Su contacto no le coge el teléfono. Tal vez se ha enfadado por cortarle la llamada la última vez, cuando lanzó el teléfono contra el suelo de la azotea y el aparato se hizo añicos. Por fortuna, la tarjeta SIM no se estropeó y puede volver a comunicarse con él. Debe aprender a controlar sus impulsos.

Iván lo intenta hasta en cinco ocasiones sin éxito. Desesperado, desiste. Está agotado y se frota los ojos, que se le ponen rojos. También le suenan las tripas. No ha comido mucho en los últimos días y esa mañana todavía no ha probado bocado. Mira hacia donde están las cajas de pizza y decide comerse un trozo. La porción está fría y algo dura, pero a él le sabe a gloria. La devora con ansia, como si fuera el último bocado de su vida. La misma pasión pone para comer dos trozos más. El festín se interrumpe cuando llaman a la puerta.

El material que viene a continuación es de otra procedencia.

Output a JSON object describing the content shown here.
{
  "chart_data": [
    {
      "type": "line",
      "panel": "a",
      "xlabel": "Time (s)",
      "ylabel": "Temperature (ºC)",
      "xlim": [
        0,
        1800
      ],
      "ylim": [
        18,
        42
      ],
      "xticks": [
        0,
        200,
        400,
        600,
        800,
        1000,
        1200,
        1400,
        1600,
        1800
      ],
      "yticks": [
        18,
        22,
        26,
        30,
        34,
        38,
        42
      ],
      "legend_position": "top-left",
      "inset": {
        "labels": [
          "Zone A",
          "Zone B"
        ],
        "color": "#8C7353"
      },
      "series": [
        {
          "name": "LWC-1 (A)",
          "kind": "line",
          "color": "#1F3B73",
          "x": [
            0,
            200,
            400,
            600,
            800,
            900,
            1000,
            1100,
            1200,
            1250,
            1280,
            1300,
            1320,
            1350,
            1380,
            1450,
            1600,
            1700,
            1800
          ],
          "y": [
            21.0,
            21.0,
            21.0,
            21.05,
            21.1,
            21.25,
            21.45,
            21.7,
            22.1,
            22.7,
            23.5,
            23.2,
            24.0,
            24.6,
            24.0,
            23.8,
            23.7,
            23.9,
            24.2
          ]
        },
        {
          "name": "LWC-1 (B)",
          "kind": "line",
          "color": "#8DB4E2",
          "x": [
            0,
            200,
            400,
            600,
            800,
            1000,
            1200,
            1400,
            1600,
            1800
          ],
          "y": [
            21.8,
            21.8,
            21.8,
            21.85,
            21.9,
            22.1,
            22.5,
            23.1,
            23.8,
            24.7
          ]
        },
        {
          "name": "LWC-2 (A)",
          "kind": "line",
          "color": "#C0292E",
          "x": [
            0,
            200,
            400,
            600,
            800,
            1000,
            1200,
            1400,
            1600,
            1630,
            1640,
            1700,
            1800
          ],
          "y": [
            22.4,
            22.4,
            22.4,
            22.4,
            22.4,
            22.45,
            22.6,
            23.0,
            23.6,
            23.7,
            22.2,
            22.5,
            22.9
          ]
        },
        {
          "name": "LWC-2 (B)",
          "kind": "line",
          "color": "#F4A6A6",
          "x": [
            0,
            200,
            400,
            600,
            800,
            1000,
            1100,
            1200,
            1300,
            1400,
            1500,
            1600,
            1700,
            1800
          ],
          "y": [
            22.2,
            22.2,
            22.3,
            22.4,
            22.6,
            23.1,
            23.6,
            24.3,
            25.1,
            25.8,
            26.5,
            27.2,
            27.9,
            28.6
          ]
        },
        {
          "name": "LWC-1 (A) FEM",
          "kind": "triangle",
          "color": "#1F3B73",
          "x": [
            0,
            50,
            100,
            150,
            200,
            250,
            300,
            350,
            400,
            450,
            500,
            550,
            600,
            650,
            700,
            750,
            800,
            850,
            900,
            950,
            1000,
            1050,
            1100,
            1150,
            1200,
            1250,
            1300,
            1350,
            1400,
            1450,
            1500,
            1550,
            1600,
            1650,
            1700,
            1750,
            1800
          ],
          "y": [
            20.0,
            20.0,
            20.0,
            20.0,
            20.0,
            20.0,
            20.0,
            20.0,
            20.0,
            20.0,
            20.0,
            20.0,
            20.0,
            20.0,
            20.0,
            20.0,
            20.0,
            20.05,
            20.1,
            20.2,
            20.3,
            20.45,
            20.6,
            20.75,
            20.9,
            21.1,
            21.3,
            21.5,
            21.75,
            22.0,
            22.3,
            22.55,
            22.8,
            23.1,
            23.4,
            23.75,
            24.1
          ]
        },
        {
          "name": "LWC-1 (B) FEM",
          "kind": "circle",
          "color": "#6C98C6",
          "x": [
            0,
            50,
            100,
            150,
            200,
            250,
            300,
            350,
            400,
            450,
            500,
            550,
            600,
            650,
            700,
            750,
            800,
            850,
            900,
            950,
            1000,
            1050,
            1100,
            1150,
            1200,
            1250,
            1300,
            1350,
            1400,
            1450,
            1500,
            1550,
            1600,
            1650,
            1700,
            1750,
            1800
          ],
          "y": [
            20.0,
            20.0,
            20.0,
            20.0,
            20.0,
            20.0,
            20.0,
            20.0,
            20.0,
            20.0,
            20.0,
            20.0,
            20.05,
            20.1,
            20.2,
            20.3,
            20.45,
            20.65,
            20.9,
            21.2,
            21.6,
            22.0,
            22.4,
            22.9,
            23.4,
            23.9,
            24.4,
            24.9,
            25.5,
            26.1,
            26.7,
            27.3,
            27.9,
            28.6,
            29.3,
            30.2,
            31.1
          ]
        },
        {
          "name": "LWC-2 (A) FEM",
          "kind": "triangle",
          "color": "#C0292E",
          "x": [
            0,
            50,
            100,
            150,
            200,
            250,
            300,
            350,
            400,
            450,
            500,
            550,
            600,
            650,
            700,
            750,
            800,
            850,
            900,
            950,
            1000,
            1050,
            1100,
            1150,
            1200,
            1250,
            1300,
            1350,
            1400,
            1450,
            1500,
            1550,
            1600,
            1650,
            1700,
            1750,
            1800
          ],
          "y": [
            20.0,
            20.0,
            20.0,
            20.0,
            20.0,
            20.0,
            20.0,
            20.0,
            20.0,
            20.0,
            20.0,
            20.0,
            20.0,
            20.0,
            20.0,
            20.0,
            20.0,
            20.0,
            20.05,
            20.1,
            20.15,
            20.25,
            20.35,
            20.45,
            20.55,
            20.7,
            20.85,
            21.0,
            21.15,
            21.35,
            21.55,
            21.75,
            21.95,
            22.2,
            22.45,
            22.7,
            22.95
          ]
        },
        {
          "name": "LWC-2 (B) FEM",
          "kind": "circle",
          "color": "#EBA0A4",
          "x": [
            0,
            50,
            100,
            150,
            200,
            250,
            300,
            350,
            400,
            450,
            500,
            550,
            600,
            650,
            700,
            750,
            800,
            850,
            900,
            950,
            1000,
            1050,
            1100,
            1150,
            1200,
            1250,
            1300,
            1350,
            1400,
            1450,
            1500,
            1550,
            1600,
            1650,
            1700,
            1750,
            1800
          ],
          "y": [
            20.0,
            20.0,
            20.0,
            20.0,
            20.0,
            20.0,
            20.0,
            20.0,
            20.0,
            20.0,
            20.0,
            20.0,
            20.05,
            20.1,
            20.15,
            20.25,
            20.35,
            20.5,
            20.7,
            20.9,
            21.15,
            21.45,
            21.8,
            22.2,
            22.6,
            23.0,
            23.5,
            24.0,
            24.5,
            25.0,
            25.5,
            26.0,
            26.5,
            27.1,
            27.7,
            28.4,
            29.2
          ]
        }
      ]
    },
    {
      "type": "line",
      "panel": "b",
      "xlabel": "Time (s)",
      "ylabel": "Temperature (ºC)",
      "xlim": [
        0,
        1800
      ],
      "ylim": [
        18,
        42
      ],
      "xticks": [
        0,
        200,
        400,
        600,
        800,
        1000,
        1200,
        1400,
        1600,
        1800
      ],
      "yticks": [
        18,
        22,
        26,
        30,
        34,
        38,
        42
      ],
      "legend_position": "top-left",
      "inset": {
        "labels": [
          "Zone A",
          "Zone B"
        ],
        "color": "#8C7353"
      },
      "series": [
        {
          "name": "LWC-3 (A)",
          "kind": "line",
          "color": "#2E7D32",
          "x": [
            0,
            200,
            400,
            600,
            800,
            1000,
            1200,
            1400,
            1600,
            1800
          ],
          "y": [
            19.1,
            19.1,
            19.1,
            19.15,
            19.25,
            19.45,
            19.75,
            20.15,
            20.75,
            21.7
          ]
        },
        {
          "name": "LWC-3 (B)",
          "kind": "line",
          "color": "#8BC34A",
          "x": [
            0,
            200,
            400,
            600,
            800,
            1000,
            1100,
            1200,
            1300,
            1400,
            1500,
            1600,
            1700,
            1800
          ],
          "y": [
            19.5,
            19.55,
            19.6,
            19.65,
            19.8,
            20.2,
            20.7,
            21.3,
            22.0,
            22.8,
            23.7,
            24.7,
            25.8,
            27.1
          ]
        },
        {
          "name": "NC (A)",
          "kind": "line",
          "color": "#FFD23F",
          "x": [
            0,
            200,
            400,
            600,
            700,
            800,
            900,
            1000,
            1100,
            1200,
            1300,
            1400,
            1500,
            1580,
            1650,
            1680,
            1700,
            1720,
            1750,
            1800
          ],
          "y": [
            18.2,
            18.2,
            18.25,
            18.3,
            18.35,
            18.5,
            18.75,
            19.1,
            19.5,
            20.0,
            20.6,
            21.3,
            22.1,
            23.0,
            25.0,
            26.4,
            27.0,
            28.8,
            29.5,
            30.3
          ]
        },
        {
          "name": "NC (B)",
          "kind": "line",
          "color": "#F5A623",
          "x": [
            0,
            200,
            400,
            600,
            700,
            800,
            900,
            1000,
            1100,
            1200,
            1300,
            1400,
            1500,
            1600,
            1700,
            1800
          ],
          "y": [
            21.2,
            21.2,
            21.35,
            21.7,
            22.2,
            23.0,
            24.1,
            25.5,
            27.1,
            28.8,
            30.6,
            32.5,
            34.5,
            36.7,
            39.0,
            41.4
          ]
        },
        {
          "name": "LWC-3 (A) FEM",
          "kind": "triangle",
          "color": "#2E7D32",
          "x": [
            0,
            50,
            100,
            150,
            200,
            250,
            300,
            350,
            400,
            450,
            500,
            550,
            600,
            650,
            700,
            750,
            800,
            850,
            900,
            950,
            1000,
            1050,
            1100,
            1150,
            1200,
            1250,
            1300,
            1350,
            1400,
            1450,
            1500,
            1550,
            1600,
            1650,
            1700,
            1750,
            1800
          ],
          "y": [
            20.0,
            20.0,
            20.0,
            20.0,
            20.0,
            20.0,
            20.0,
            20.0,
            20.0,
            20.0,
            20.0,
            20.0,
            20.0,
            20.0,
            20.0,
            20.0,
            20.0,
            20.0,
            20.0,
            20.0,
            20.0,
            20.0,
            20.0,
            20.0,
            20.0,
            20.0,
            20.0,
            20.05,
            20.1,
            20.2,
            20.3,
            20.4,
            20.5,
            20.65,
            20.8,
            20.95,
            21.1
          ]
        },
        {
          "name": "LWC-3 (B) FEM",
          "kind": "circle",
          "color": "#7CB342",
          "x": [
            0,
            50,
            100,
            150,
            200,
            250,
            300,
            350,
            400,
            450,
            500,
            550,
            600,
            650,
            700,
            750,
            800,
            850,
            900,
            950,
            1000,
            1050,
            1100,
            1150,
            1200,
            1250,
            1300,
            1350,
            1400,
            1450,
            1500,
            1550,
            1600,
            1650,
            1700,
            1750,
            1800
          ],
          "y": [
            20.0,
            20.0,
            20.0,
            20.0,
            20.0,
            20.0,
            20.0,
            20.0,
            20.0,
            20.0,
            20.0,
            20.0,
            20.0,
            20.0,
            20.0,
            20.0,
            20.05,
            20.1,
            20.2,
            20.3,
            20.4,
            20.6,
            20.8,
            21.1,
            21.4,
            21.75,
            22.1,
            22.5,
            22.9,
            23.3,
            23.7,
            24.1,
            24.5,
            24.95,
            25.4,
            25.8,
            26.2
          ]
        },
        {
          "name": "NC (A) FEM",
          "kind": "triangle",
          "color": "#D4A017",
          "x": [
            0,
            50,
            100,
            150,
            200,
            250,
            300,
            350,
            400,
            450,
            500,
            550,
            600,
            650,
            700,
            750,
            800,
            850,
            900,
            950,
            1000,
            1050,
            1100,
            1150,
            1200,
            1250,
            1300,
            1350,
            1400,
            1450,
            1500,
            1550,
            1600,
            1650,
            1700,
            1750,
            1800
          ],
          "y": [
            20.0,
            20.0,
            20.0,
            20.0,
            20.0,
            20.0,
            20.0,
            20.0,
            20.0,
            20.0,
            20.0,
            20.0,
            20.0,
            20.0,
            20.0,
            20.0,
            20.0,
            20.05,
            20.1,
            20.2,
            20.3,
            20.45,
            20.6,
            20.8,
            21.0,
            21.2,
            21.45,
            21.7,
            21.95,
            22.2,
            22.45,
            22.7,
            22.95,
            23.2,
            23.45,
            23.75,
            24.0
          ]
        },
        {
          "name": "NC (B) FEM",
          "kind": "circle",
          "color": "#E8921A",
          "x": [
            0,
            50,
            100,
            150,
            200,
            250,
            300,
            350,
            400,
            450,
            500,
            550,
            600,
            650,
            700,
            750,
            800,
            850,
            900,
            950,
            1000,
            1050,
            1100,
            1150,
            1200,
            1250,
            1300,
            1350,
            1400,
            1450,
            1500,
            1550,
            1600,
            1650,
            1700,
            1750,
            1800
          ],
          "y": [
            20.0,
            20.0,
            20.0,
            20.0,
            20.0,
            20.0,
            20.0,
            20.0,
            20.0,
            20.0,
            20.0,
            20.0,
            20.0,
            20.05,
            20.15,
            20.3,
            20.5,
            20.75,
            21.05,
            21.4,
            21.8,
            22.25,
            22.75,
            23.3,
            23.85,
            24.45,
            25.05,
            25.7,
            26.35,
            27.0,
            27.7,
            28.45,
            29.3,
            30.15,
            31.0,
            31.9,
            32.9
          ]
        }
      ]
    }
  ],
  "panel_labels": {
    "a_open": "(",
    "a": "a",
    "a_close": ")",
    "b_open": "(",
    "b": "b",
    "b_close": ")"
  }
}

El joven da un respingo y deja de comer. Suelta la pizza en la caja y espera acontecimientos.

Vuelven a llamar. ¿Qué hace? ¿Abre? Quizá no deba hacerlo. Puede ser muy peligroso. ¿Y si es Vanesa? No, habría susurrado su nombre como hizo antes.

Iván opta por quedarse quieto y esperar a que quienquiera que sea se marche. Allí dentro está seguro. No va a dramatizar. A lo mejor es alguien que se ha equivocado de habitación o alguien del hotel.

Pasan los minutos sin que nadie vuelva a llamar. El joven respira aliviado y recupera la porción de pizza que se estaba comiendo. Casi se atraganta cuando la puerta de la habitación se abre y unos ojos grandes y oscuros se clavan en él.

—¿A qué coño estás jugando, Iván Pardo?